L'ORRORE DI ROMA
(l’anonimata)
La stessa penna si rifiuta di scrivere,
cosicché son costretto a scartarla e
a cambiarla, quasi temesse di lasciar
traccia di tant’orrifica bruttezza.
Ho attraversato dalla Bufalotta sul
raccordo anulare in ripugnante centro
commerciale fino alla Nomentana,
quartiere anonimo peggio d’alveare
alla Mumbai, ove ogni costruzione è
uguale all’altra in variazione ‘antimusicale’
per ospitare, si fa per dire, lo stupro
continuo d’umanità violentata, come ai
tempi delle baracche copiose d’ultimo
dopoguerra, ancor privo delle case dette
popolari ma quali fatiscenti alveari.
Questo era il bel paese, ma ora è il trionfo
dell’uniformità nel brutto e nel disumano.

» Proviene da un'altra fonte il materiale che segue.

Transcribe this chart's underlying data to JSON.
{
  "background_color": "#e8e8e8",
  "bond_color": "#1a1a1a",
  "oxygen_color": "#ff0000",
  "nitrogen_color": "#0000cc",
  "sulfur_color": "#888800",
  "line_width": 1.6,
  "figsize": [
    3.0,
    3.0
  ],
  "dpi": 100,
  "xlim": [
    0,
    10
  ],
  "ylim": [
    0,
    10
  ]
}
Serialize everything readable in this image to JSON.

Attraversamento da incubo ove ti senti
perso a ogni rotond’incrocio e perfino da
una rotond’all’altra. Devi riuscire a chiedere
la via nell’irriconoscibile, sapendo che sei
immerso nella speculazione senza fine ove
una via vale l’altra perché non è possibile
orientarsi assatanati dal senso di prigione
senza stagione, che pur nel caso già mani-
festerebbe i prodromi di primavera in una
natura costretta e schiacciata dall’asfalto e
dal traffico immondo e incessante di macchine
sferraglianti che non sanno neanche fermarsi
un attimo a darti retta, se non a metterti sotto.

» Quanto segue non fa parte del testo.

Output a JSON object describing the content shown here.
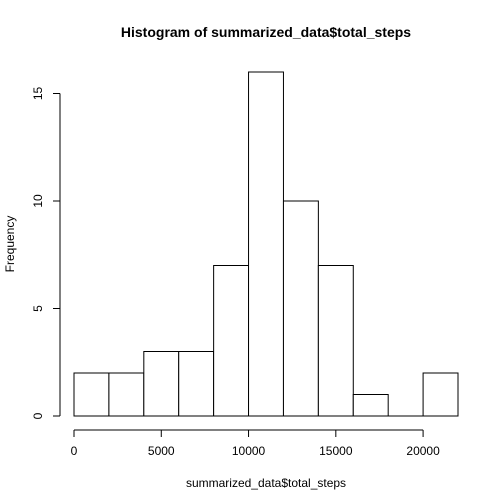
{
  "chart_data": {
    "type": "bar",
    "title": "Histogram of summarized_data$total_steps",
    "xlabel": "summarized_data$total_steps",
    "ylabel": "Frequency",
    "bin_edges": [
      0,
      2000,
      4000,
      6000,
      8000,
      10000,
      12000,
      14000,
      16000,
      18000,
      20000,
      22000
    ],
    "values": [
      2,
      2,
      3,
      3,
      7,
      16,
      10,
      7,
      1,
      0,
      2
    ],
    "xlim": [
      0,
      22000
    ],
    "ylim": [
      0,
      16
    ],
    "x_ticks": [
      0,
      5000,
      10000,
      15000,
      20000
    ],
    "y_ticks": [
      0,
      5,
      10,
      15
    ],
    "grid": false,
    "legend": "none",
    "colors": {
      "bar_fill": "#ffffff",
      "bar_stroke": "#000000"
    }
  }
}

Slarghi che non assumono la dignità di piazze,
palazzi senza né arte né parte; tutto è
antiarchitettura per la bruttura.
Arrivo sconvolto all’Aniene e mi chiedo dove
mai possa dirigersi quel serpentone ‘insipientone’:
tutto ciò perché ho dovuto portare a riparare bici
elettrica sovente non funzionante.
Paradosso amaro e raccapricciante fra mezzo che
potrebbe condurti ad amene passeggiate, mentre
a casa del diavolo ti mena e ti smena fra gentaglia
che di pura pasta burocratica è fatta e sputata,
dunque spietata nella sua indifferenza.